MCS-90 vs the policy vs the filing
Three things are easy to confuse. The policy is the insurance contract. The MCS-90 is an endorsement to that policy guaranteeing the federal minimums. The BMC-91 or BMC-91X is the filing the insurer submits to FMCSA as proof the coverage exists. A carrier needs all three aligned to hold operating authority: a real policy, the MCS-90 endorsement meeting the right minimum, and the filing on record with FMCSA.
The minimum amounts (49 CFR §387.9)
- $750,000 — general freight (non-hazardous).
- $1,000,000 — certain oil and listed hazardous materials.
- $5,000,000 — large quantities of the most dangerous hazardous materials.
Passenger carriers carry their own minimums based on seating capacity. The MCS-90 guarantees the carrier meets whichever threshold its operation requires.
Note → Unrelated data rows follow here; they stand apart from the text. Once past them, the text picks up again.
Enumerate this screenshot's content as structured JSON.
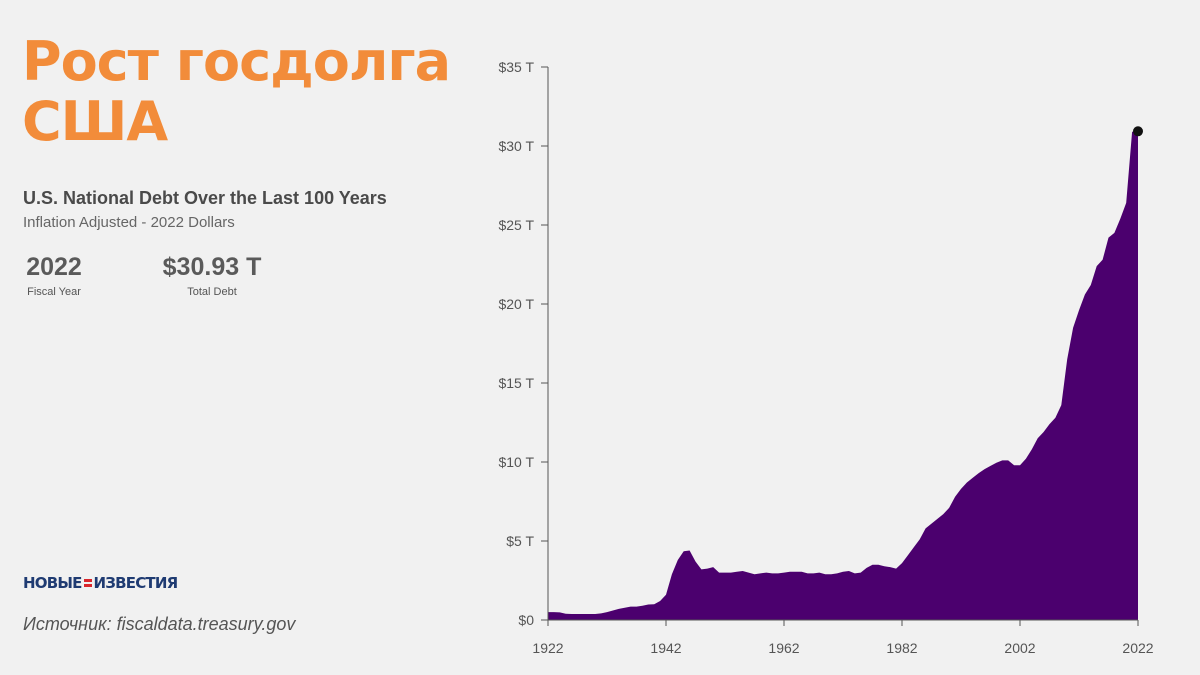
{
  "header": {
    "title_line1": "Рост госдолга",
    "title_line2": "США",
    "subtitle": "U.S. National Debt Over the Last 100 Years",
    "subtitle2": "Inflation Adjusted - 2022 Dollars"
  },
  "stats": {
    "year_value": "2022",
    "year_label": "Fiscal Year",
    "debt_value": "$30.93 T",
    "debt_label": "Total Debt"
  },
  "logo": {
    "left": "НОВЫЕ",
    "right": "ИЗВЕСТИЯ"
  },
  "source": "Источник: fiscaldata.treasury.gov",
  "colors": {
    "accent": "#f28c3a",
    "area_fill": "#4b006e",
    "highlight_point": "#111111"
  },
  "chart_data": {
    "type": "area",
    "title": "U.S. National Debt Over the Last 100 Years",
    "subtitle": "Inflation Adjusted - 2022 Dollars",
    "xlabel": "",
    "ylabel": "",
    "xlim": [
      1922,
      2022
    ],
    "ylim": [
      0,
      35
    ],
    "x_ticks": [
      {
        "value": 1922,
        "label": "1922"
      },
      {
        "value": 1942,
        "label": "1942"
      },
      {
        "value": 1962,
        "label": "1962"
      },
      {
        "value": 1982,
        "label": "1982"
      },
      {
        "value": 2002,
        "label": "2002"
      },
      {
        "value": 2022,
        "label": "2022"
      }
    ],
    "y_ticks": [
      {
        "value": 0,
        "label": "$0"
      },
      {
        "value": 5,
        "label": "$5 T"
      },
      {
        "value": 10,
        "label": "$10 T"
      },
      {
        "value": 15,
        "label": "$15 T"
      },
      {
        "value": 20,
        "label": "$20 T"
      },
      {
        "value": 25,
        "label": "$25 T"
      },
      {
        "value": 30,
        "label": "$30 T"
      },
      {
        "value": 35,
        "label": "$35 T"
      }
    ],
    "grid": false,
    "legend": "none",
    "highlight": {
      "x": 2022,
      "y": 30.93
    },
    "series": [
      {
        "x": [
          1922,
          1923,
          1924,
          1925,
          1926,
          1927,
          1928,
          1929,
          1930,
          1931,
          1932,
          1933,
          1934,
          1935,
          1936,
          1937,
          1938,
          1939,
          1940,
          1941,
          1942,
          1943,
          1944,
          1945,
          1946,
          1947,
          1948,
          1949,
          1950,
          1951,
          1952,
          1953,
          1954,
          1955,
          1956,
          1957,
          1958,
          1959,
          1960,
          1961,
          1962,
          1963,
          1964,
          1965,
          1966,
          1967,
          1968,
          1969,
          1970,
          1971,
          1972,
          1973,
          1974,
          1975,
          1976,
          1977,
          1978,
          1979,
          1980,
          1981,
          1982,
          1983,
          1984,
          1985,
          1986,
          1987,
          1988,
          1989,
          1990,
          1991,
          1992,
          1993,
          1994,
          1995,
          1996,
          1997,
          1998,
          1999,
          2000,
          2001,
          2002,
          2003,
          2004,
          2005,
          2006,
          2007,
          2008,
          2009,
          2010,
          2011,
          2012,
          2013,
          2014,
          2015,
          2016,
          2017,
          2018,
          2019,
          2020,
          2021,
          2022
        ],
        "values": [
          0.5,
          0.5,
          0.48,
          0.4,
          0.38,
          0.38,
          0.38,
          0.38,
          0.38,
          0.42,
          0.5,
          0.6,
          0.7,
          0.78,
          0.85,
          0.85,
          0.9,
          0.98,
          1.0,
          1.2,
          1.6,
          2.9,
          3.8,
          4.35,
          4.4,
          3.7,
          3.2,
          3.25,
          3.35,
          3.0,
          3.0,
          3.0,
          3.05,
          3.1,
          3.0,
          2.9,
          2.95,
          3.0,
          2.95,
          2.95,
          3.0,
          3.05,
          3.05,
          3.05,
          2.95,
          2.95,
          3.0,
          2.9,
          2.9,
          2.95,
          3.05,
          3.1,
          2.95,
          3.0,
          3.3,
          3.5,
          3.5,
          3.4,
          3.35,
          3.25,
          3.6,
          4.1,
          4.6,
          5.1,
          5.8,
          6.1,
          6.4,
          6.7,
          7.1,
          7.8,
          8.3,
          8.7,
          9.0,
          9.3,
          9.55,
          9.75,
          9.95,
          10.1,
          10.1,
          9.8,
          9.8,
          10.2,
          10.8,
          11.5,
          11.9,
          12.4,
          12.8,
          13.6,
          16.5,
          18.5,
          19.6,
          20.6,
          21.2,
          22.4,
          22.8,
          24.2,
          24.5,
          25.4,
          26.4,
          30.9,
          30.93
        ]
      }
    ]
  }
}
Why it matters when coverage changes
The MCS-90 only protects the public while a compliant policy is on file. When an insurer files a cancellation, the carrier’s federal coverage is on a countdown — and any replacement must itself include the MCS-90 and be filed before the cancellation date. For an agent, that makes the endorsement part of the standard replacement package. See what happens if coverage lapses or learn what operating authority is.
Sources
Frequently asked questions
What is an MCS-90 in simple terms?
The MCS-90 is a federal endorsement attached to a motor carrier's liability policy. It promises FMCSA and the public that, regardless of the policy's own terms, the insurer will pay valid claims up to the federal minimum limits. It is a public-protection backstop, not extra coverage the carrier buys for itself.
How is the MCS-90 different from the insurance policy?
The policy is the contract between the carrier and insurer; the MCS-90 is an endorsement that overrides the policy's exclusions for the purpose of meeting federal financial-responsibility rules. If the policy would not pay a covered judgment, the MCS-90 still requires the insurer to pay the public claimant up to the federal minimum, then seek reimbursement from the carrier.
What are the MCS-90 minimum amounts?
Under 49 CFR §387.9, the minimums are $750,000 for general freight, $1,000,000 or $5,000,000 for certain hazardous materials depending on type and quantity, and separate minimums for passenger carriers. The MCS-90 guarantees the carrier meets whichever applies.
Why do insurance agents care about the MCS-90?
Because it is part of the federal filing package that keeps a carrier legal. When a carrier's coverage is cancelled, the agent replacing it must put a compliant policy — with the MCS-90 and the BMC-91/BMC-91X filing — back on file before the cancellation date, or the carrier loses authority.